We are also investigating how to improve the semantic markup process. Writing plug-ins to applications or extending their code base to support bRIGHT is a significant hurdle for wider adoption of our approach. Therefore we are at present investigating how to automate this process significantly by developing tools that would allow us to markup an application by linking the semantic interaction model and semantic visualization model constructs to the applications on screen controls and widgets. This reduces the overhead associated with deploying applications on bRIGHT systems and getting them to interact correctly with the backend server and other signal generating components. It also reduces the engineering development overhead associated with adding new tools or software to the platform.

4.2 Conclusion

bRIGHT as an experimental HCI platform that has been an exciting development so far.

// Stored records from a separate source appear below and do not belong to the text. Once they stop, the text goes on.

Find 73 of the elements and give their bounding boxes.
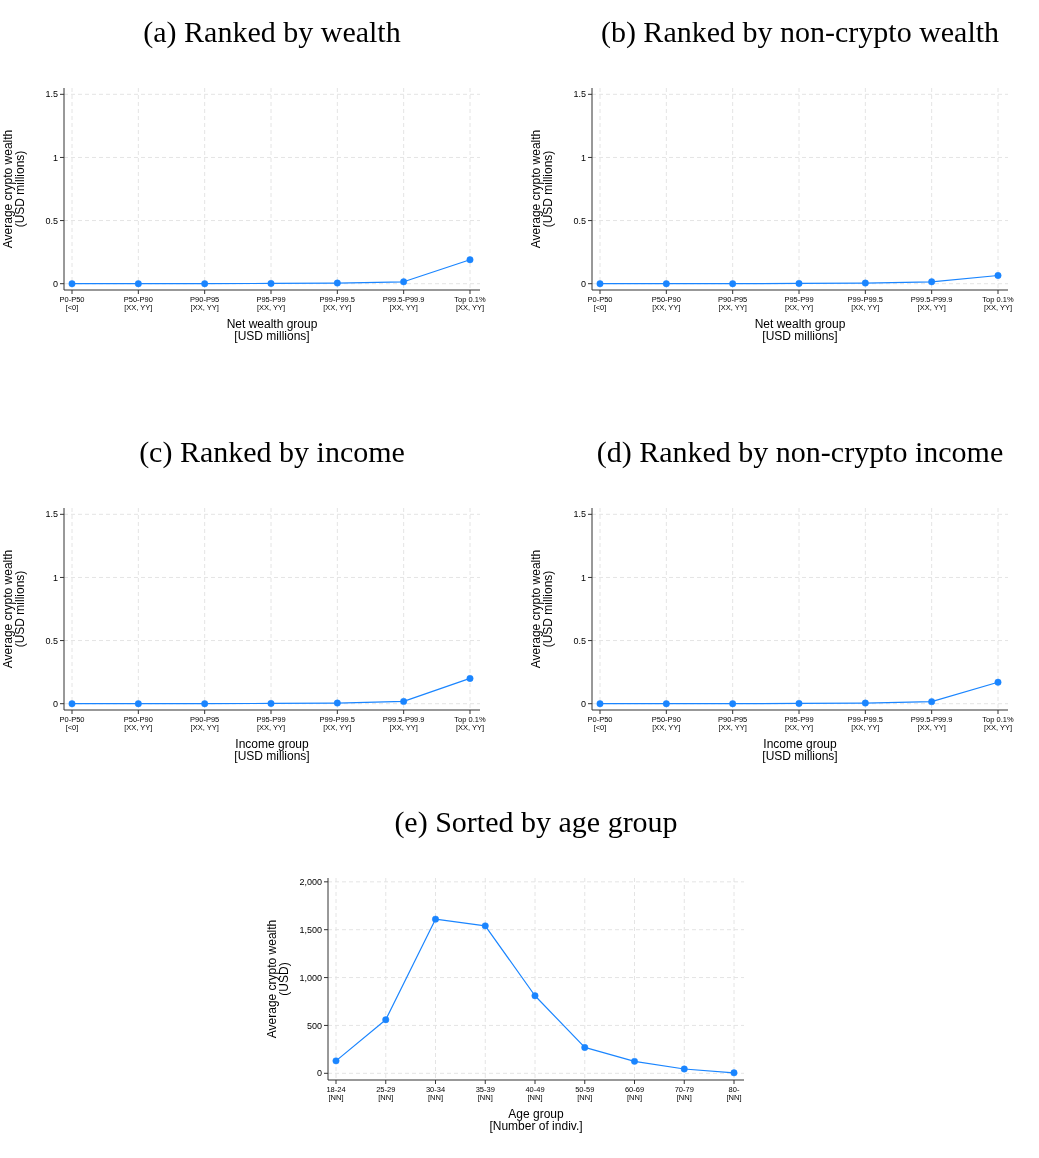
y-tick-label: 0 [580,278,586,289]
y-axis-title: Average crypto wealth (USD millions) [1,549,27,669]
point [662,700,670,708]
point [730,1069,738,1077]
point [581,1044,589,1051]
point [333,279,341,287]
point [631,1057,638,1065]
y-axis-title: Average crypto wealth (USD millions) [1,129,27,249]
chart-title: (e) Sorted by age group [394,805,678,839]
chart-title: (a) Ranked by wealth [143,15,401,49]
point [729,280,737,288]
point [729,700,737,708]
y-tick-label: 0.5 [45,215,58,226]
point [680,1065,688,1073]
x-axis-title: Income group [USD millions] [234,737,310,763]
y-tick-label: 0 [316,1068,322,1079]
y-tick-label: 500 [306,1020,322,1031]
point [201,700,209,708]
point [68,280,76,288]
y-tick-label: 1 [580,572,586,583]
x-axis-title: Income group [USD millions] [762,737,838,763]
y-tick-label: 2,000 [299,876,322,887]
point [400,278,408,286]
point [201,280,209,288]
point [928,698,936,706]
y-axis-title: Average crypto wealth (USD millions) [529,129,555,249]
y-tick-label: 1,000 [299,972,322,983]
y-tick-label: 1 [52,152,58,163]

The features we are experimenting with at present, such as contextual auto-fill and the ability to successfully implement them encourages us to pursue more ambitious research goals such as contextual filtering. Contextual filtering is a great way to manage an end user’s cognitive load when they are performing critical tasks. But the risk of such an approach is that if we filter out data that the user needs to solve a problem in the current context, then we will add to the challenges they are facing rather than alleviate them. Whether that can be successfully achieved depends to a great degree on the accuracy of the contextual model we can build and the inferences we can derive from it. At present, in terms of interactions with the system, bRIGHT does not lose any vital information when recording the user’s context. There is a degree of uncertainty introduced into our modeling approach due to gaze tracking and how we interpret that in the user’s context but we are confident that we can compensate for that and still achieve the level of accuracy we strive for such that the contextual model can be used to increase the user’s effectiveness, efficiency and reduce human errors.